Fue una gran pasión. Cuando se separaron por algunos días, ya que Anne debía arreglar unos asuntos pendientes con la rica familia de su difunto marido, Phil le escribía cartas como ésta: «Existe una relación directa entre mi experiencia cuando te escucho por teléfono y la de un religioso que a fuerza de tanto ayunar, de tanta soledad y meditación, alcanza a oír la voz de su dios. Salvo que tú existes, mientras que, en lo que se refiere a Dios, tengo mis dudas».

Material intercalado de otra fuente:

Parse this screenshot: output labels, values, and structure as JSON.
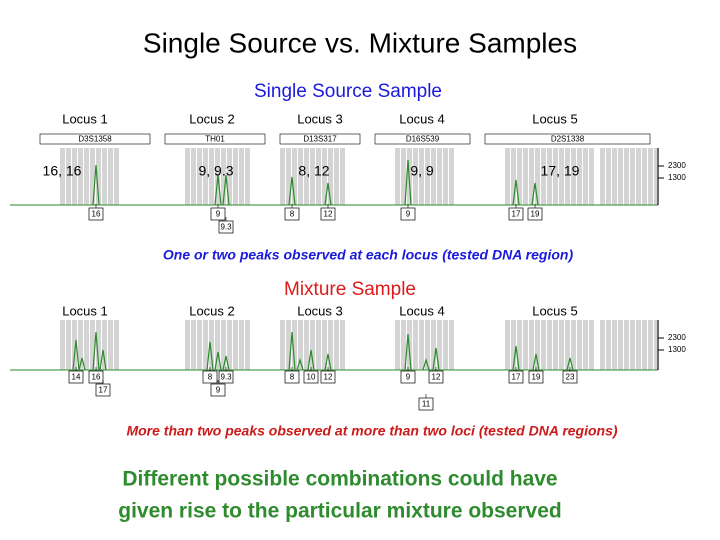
{
  "title": "Single Source vs. Mixture Samples",
  "single": {
    "heading": "Single Source Sample",
    "loci": [
      "Locus 1",
      "Locus 2",
      "Locus 3",
      "Locus 4",
      "Locus 5"
    ],
    "markers": [
      "D3S1358",
      "TH01",
      "D13S317",
      "D16S539",
      "D2S1338"
    ],
    "genotypes": [
      "16, 16",
      "9, 9.3",
      "8, 12",
      "9, 9",
      "17, 19"
    ],
    "allele_calls": [
      "16",
      "9",
      "9.3",
      "8",
      "12",
      "9",
      "17",
      "19"
    ],
    "scale": [
      "2300",
      "1300"
    ],
    "caption": "One or two peaks observed at each locus (tested DNA region)"
  },
  "mixture": {
    "heading": "Mixture Sample",
    "loci": [
      "Locus 1",
      "Locus 2",
      "Locus 3",
      "Locus 4",
      "Locus 5"
    ],
    "allele_calls": [
      "14",
      "16",
      "17",
      "8",
      "9.3",
      "9",
      "8",
      "10",
      "12",
      "9",
      "12",
      "11",
      "17",
      "19",
      "23"
    ],
    "scale": [
      "2300",
      "1300"
    ],
    "caption": "More than two peaks observed at more than two loci (tested DNA regions)"
  },
  "conclusion": [
    "Different possible combinations could have",
    "given rise to the particular mixture observed"
  ]
}
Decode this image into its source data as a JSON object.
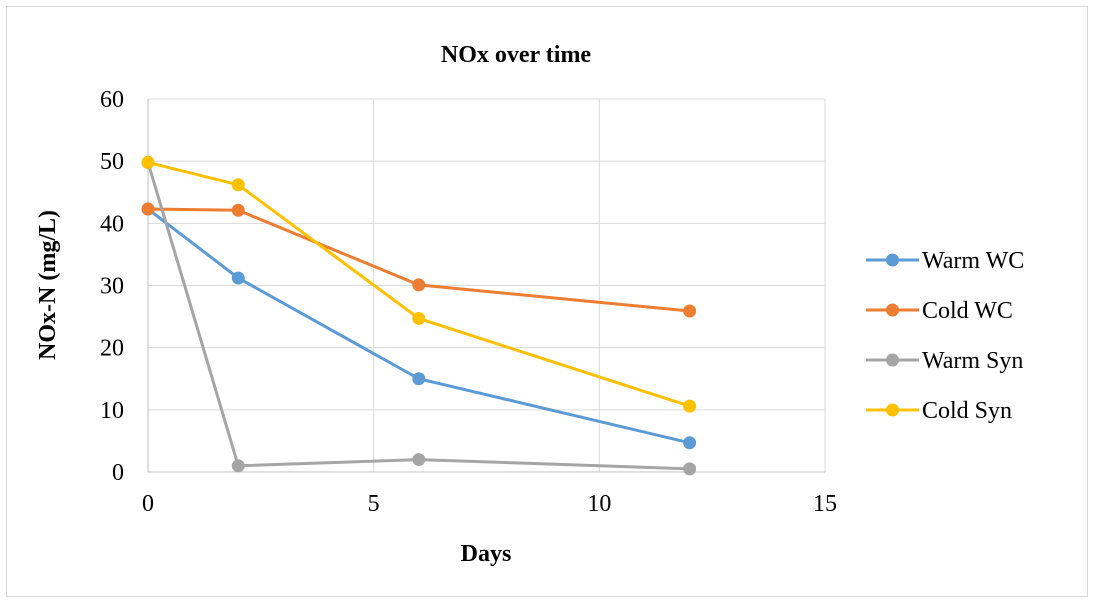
{
  "chart_data": {
    "type": "line",
    "title": "NOx over time",
    "xlabel": "Days",
    "ylabel": "NOx-N (mg/L)",
    "xlim": [
      0,
      15
    ],
    "ylim": [
      0,
      60
    ],
    "xticks": [
      0,
      5,
      10,
      15
    ],
    "yticks": [
      0,
      10,
      20,
      30,
      40,
      50,
      60
    ],
    "grid": true,
    "legend_position": "right",
    "x": [
      0,
      2,
      6,
      12
    ],
    "series": [
      {
        "name": "Warm WC",
        "values": [
          42.3,
          31.2,
          15.0,
          4.7
        ],
        "color": "#5b9bd5"
      },
      {
        "name": "Cold WC",
        "values": [
          42.3,
          42.1,
          30.1,
          25.9
        ],
        "color": "#ed7d31"
      },
      {
        "name": "Warm Syn",
        "values": [
          49.8,
          1.0,
          2.0,
          0.5
        ],
        "color": "#a5a5a5"
      },
      {
        "name": "Cold Syn",
        "values": [
          49.8,
          46.2,
          24.7,
          10.6
        ],
        "color": "#ffc000"
      }
    ]
  }
}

Se casaron en abril, quince días antes del fin del mundo, que no se produjo. Sin embargo, cuando la noche del 23 sonaron las doce, no pudieron evitar sentir cierto alivio. Phil acabó instalándose, con su Magnavox y su colección de discos, libros y revistas, en la casa amplia y luminosa, donde empezó una nueva vida familiar. Al comienzo mostró un celo conmovedor, jugaba con las niñas, a la menor le leía Winnie the Pooh, a la mediana Quo vadis? y a la mayor los cuentos de terror de Lovecraft, se ocupaba de las tareas domésticas, aprendía a hacer los trabajos manuales, por las mañanas preparaba el desayuno para sus mujeres y por las noches, los tragos que compartía ritualmente con Anne antes de cenar: un Martini seco para ella, un zinfandel de California para él. Dejó de trabajar por las noches y adoptó un horario de oficina: de nueve a seis, reservándose una hora de pausa para el almuerzo, que pasaba discutiendo con Anne.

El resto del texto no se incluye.